Il Festival degli archivi

Rinnovato l’appuntamento con l’originale rassegna promossa da AAMOD al cinema ‘Intrastevere’, ma anche all’Accademia di Spagna, all”Alcazar’, al Tempio del Bramante e a vicolo Moroni

È dedicata al riuso creativo delle immagini dell’Archivio Audiovisivo del Movimento Operaio e Democratico la rassegna diretta da Alina Marazzi e Marco Bertozzi e con la responsabilità organizzativa anche di Luca Ricciardi. All’iniziativa, presentata All’Accademia di Spagna, ha collaborato anche Giacomo Pavesi. Questa terza stagione, una in meno ufficialmente per la numerazione arretrata a causa dell’esordio considerata ‘sperimentale’, è caratterizzata dallo slogan  ‘Un Cinema che brucia’.
‘UnArchive Found Footage Fest’, un vero e proprio Festival dei filmati d’archivio, che ospiterà, dal 28 maggio al 2 giugno, 116 fra corti e lungometraggi di ventidue paesi. E, poi, installazioni, performance e incontri. Nei sei giorni del Festival sono attesi 65 personaggi del panorama cinematografico, della scrittura, della ricerca e della didattica universitaria, di cui una ventina in arrivo da oltreconfine.

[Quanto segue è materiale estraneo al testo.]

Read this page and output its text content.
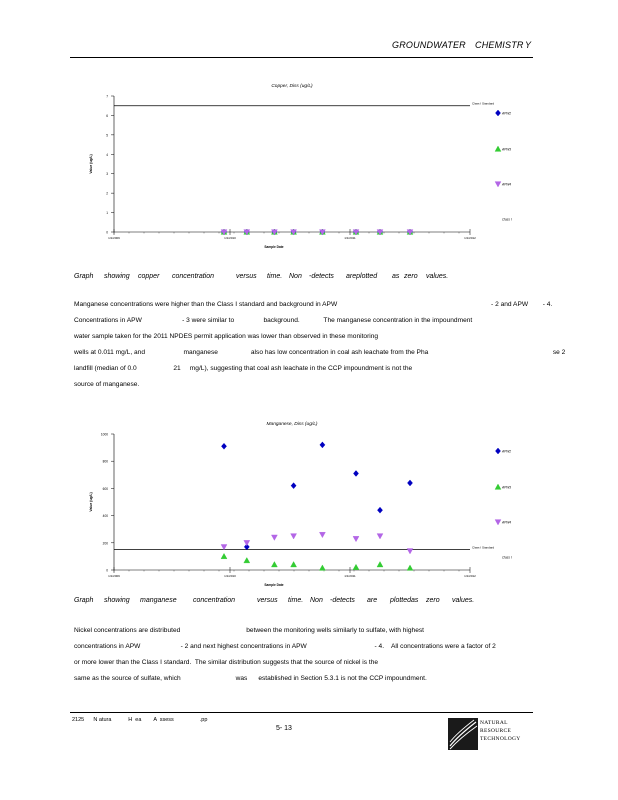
GROUNDWATER CHEMISTR Y
Copper, Diss (ug/L)
0
1
2
3
4
5
6
7
1/1/2009	1/1/2010	1/1/2011	1/1/2012
Value (ug/L)
Sample Date
Class I Standard
APW2
APW3
APW4
Class I
Graph showing copper concentration	versus time. Non -detects areplotted as zero values.
Manganese concentrations were higher than the Class I standard and background in APW                                                                                    - 2 and APW        - 4.
Concentrations in APW                      - 3 were similar to                background.             The manganese concentration in the impoundment
water sample taken for the 2011 NPDES permit application was lower than observed in these monitoring
wells at 0.011 mg/L, and                     manganese                  also has low concentration in coal ash leachate from the Pha                                                                    se 2
landfill (median of 0.0                    21     mg/L), suggesting that coal ash leachate in the CCP impoundment is not the
source of manganese.
Manganese, Diss (ug/L)
0
200
400
600
800
1000
1/1/2009	1/1/2010	1/1/2011	1/1/2012
Value (ug/L)
Sample Date
Class I Standard
APW2
APW3
APW4
Class I
Graph showing manganese concentration	versus time. Non -detects are plottedas zero values.
Nickel concentrations are distributed                                    between the monitoring wells similarly to sulfate, with highest
concentrations in APW                      - 2 and next highest concentrations in APW                                     - 4.    All concentrations were a factor of 2
or more lower than the Class I standard.  The similar distribution suggests that the source of nickel is the
same as the source of sulfate, which                              was      established in Section 5.3.1 is not the CCP impoundment.
2125      N atura           H  ea        A  ssess                 .pp
5- 13
NATURAL
RESOURCE
TECHNOLOGY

Tre i riconoscimenti da assegnare per il Concorso Internazionale riservato alle realizzazioni audiovisive e per il miglior corto e anche lungometraggio. La giuria è composta dai registi Firouzeh Khosrovani, Bill Morrison e Sara Fgaier. Altri tre premi saranno consegnati dai giovani studenti degli istituti scolastici e dell’università. Questa giuria è gestita dal regista Giovanni Piperno. Estesa e intesa la programmazione dei ‘lavori’ Fuori Concorso. La manifestazione è sostenuta, fra gli altri, dal Ministero della Cultura attraverso la Direzione Generale Cinema e Audiovisivo e dall’Archivio ‘Luce-Cinecittà’, che nel 2024 festeggia il primo secolo di impegno e attività.
Il Festival è articolato in ben cinque riferimenti, ma, comunque, ravvicinati: tre sale del cinema ‘Intrastevere’ per le proiezioni dei film; l’Accademia di Spagna accoglierà i protagonisti dei confronti e degli approfondimenti; il Tempio del Bramante e il vicolo Moroni saranno le aree per le installazioni e le esposizioni artistiche e il locale ‘Live Alcazar’ sarà riservato agli spettacoli. Le sezioni previste riguardano il Concorso Internazionale, le ‘Proiezioni Speciali; i Processi d’archivio-storia, la documentarietà, i film giudiziari, ‘Frontiere’, dove la riflessione coinvolge quelle geografiche ed estetiche; ‘Panorami Italiani’; Carte bianche Philippe-Alain Michaud del Centre ‘Georges Jean Raymond Pompidou’ e il ‘Riuso in classe’. AAMOD ripropone alcune fra le più interessanti performance e offre una selezione del ‘MUTA’, il Festival Internacional de Apropiacion Audiovisual di Lima, in Perù.
“È materiale d’archivio, un patrimonio che non deve essere disperso, ma utilizzato, possibilmente arricchito, tanto da ritornare valore per l’archivio”, hanno sottolineato gli organizzatori. “Materiale della storia, un allargamento delle testimonianze della realtà”, ha ricordato il presidente di AAMOD Vincenzo Vita. Nel 2023 la partecipazione complessiva ha raggiunto quota seimila. Alina Marazzi ha rilevato che i filmati possono riguardare qualunque tema, anche autobiografici utilizzando, dove possibile, le telecamere di sorveglianza e quelle dei telefoni cellulari contemporanee e moderne”.
All”Alcazar’ il comun denominatore sarà l’acqua. Le immagini saranno dell’Archivio ‘Luce-Cinecittà’ le musiche di Theo Teardo dirette da Roland Sejko, le sonorizzazioni sperimentali di Gianfranco Brebbia con il coinvolgimento anche di Gianluca Abbate e di Alessandro D’Alessandro.
All’Accademia di Spagna saranno promossi gli incontri su ‘L’immagine situata. Pensieri e pratiche d’archivio tra femminismo e decolonialità’ e su ‘Poetiche del riuso nel contemporaneo. Forme, pratiche, esperienze a confronto’. Sergei Loznitsa ed Eyal Silvan saranno gli ospiti per approfondire la pratica del riuso. Incontri organizzati rispettivamente con lo IULM, l’Istituto Universitario di Lingue Moderne e con NABA, la Nuova Accademia delle Belle Arti. Il manifesto di ‘Un cinema che brucia ‘ è stato realizzato da Gianluca Abate.